Меня интересовало иное. Про то, что поп Павлин демагог, а Достигаев пытается чего-то достигнуть, а рыжая Шурка пока что к революции еще не примкнула, но, конечно же, примкнет — про все это можно было прочесть в любой хрестоматии. Стоило ли городить огород, чтобы ее, хрестоматию эту, а не пьесу экранизировать — тогда, в начале 70-х? Хотелось непредвзято отнестись к любому из персонажей, не деля их априорно на положительных и отрицательных. К каждому хотелось подойти со всей мерой серьезности, попытаться понять непростую подлинность его душевной жизни.
Конечно, не дом и не обстоятельства творили его. Он сам сотворил их — и дом, и обстоятельства.

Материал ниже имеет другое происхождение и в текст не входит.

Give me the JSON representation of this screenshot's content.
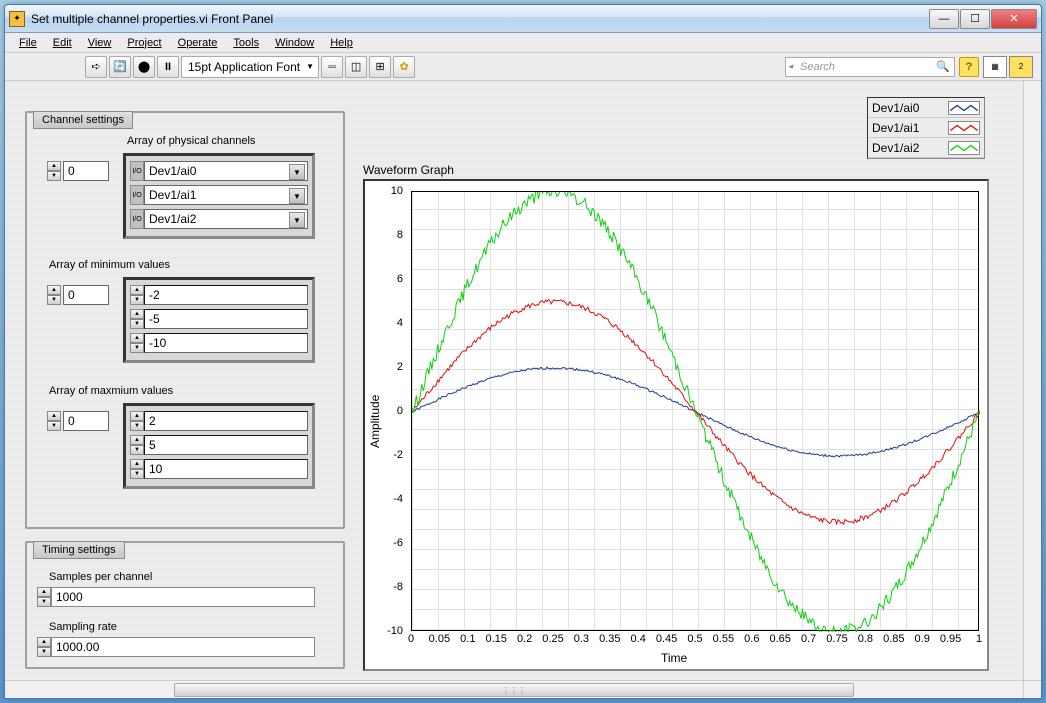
{
  "window": {
    "title": "Set multiple channel properties.vi Front Panel"
  },
  "menu": [
    "File",
    "Edit",
    "View",
    "Project",
    "Operate",
    "Tools",
    "Window",
    "Help"
  ],
  "toolbar": {
    "font": "15pt Application Font",
    "search_placeholder": "Search"
  },
  "channel_settings": {
    "label": "Channel settings",
    "physical": {
      "label": "Array of physical channels",
      "index": "0",
      "items": [
        "Dev1/ai0",
        "Dev1/ai1",
        "Dev1/ai2"
      ]
    },
    "min": {
      "label": "Array of minimum values",
      "index": "0",
      "items": [
        "-2",
        "-5",
        "-10"
      ]
    },
    "max": {
      "label": "Array of maxmium values",
      "index": "0",
      "items": [
        "2",
        "5",
        "10"
      ]
    }
  },
  "timing_settings": {
    "label": "Timing settings",
    "samples_label": "Samples per channel",
    "samples": "1000",
    "rate_label": "Sampling rate",
    "rate": "1000.00"
  },
  "graph": {
    "title": "Waveform Graph",
    "ylabel": "Amplitude",
    "xlabel": "Time",
    "ylim": [
      -10,
      10
    ],
    "xlim": [
      0,
      1
    ],
    "yticks": [
      -10,
      -8,
      -6,
      -4,
      -2,
      0,
      2,
      4,
      6,
      8,
      10
    ],
    "xticks": [
      "0",
      "0.05",
      "0.1",
      "0.15",
      "0.2",
      "0.25",
      "0.3",
      "0.35",
      "0.4",
      "0.45",
      "0.5",
      "0.55",
      "0.6",
      "0.65",
      "0.7",
      "0.75",
      "0.8",
      "0.85",
      "0.9",
      "0.95",
      "1"
    ],
    "series": [
      {
        "name": "Dev1/ai0",
        "color": "#1f3a93",
        "amplitude": 2,
        "noise": 0.05
      },
      {
        "name": "Dev1/ai1",
        "color": "#e01010",
        "amplitude": 5,
        "noise": 0.12
      },
      {
        "name": "Dev1/ai2",
        "color": "#10d010",
        "amplitude": 10,
        "noise": 0.3
      }
    ]
  },
  "legend": [
    {
      "label": "Dev1/ai0",
      "color": "#1f3a93"
    },
    {
      "label": "Dev1/ai1",
      "color": "#e01010"
    },
    {
      "label": "Dev1/ai2",
      "color": "#10d010"
    }
  ]
}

Наверное, и все другие персонажи этой трагической фантасмагории — частица его души, ее проекция вовне. И вот теперь, умирая в корчах и судорогах, он в преддверии личной смерти (за ней, конечно, и смерть целого класса, но ужасает именно его личная смерть) обретает право судить самого себя, требовать ответа, зачем дана была ему жизнь и как он распорядился ею. Интересовала не обличительная, не публицистическая сторона, к тому времени уже превращенная в общее место, а попытка исследовать мир души одного человека. Чтобы уже потом понять смысл того суда, который сотворила история, вобравшая в себя, как и сам Булычов, множество кривд, неустройств и смятений — теперь за ними неизбежно следовал тяжкий расчет. Если попытаться формулировать главное, к чему привели эти поиски, то это размышление о судьбе талантливого, одаренного, волевого человека в России, о трагедии деланья без понимания «зачем»?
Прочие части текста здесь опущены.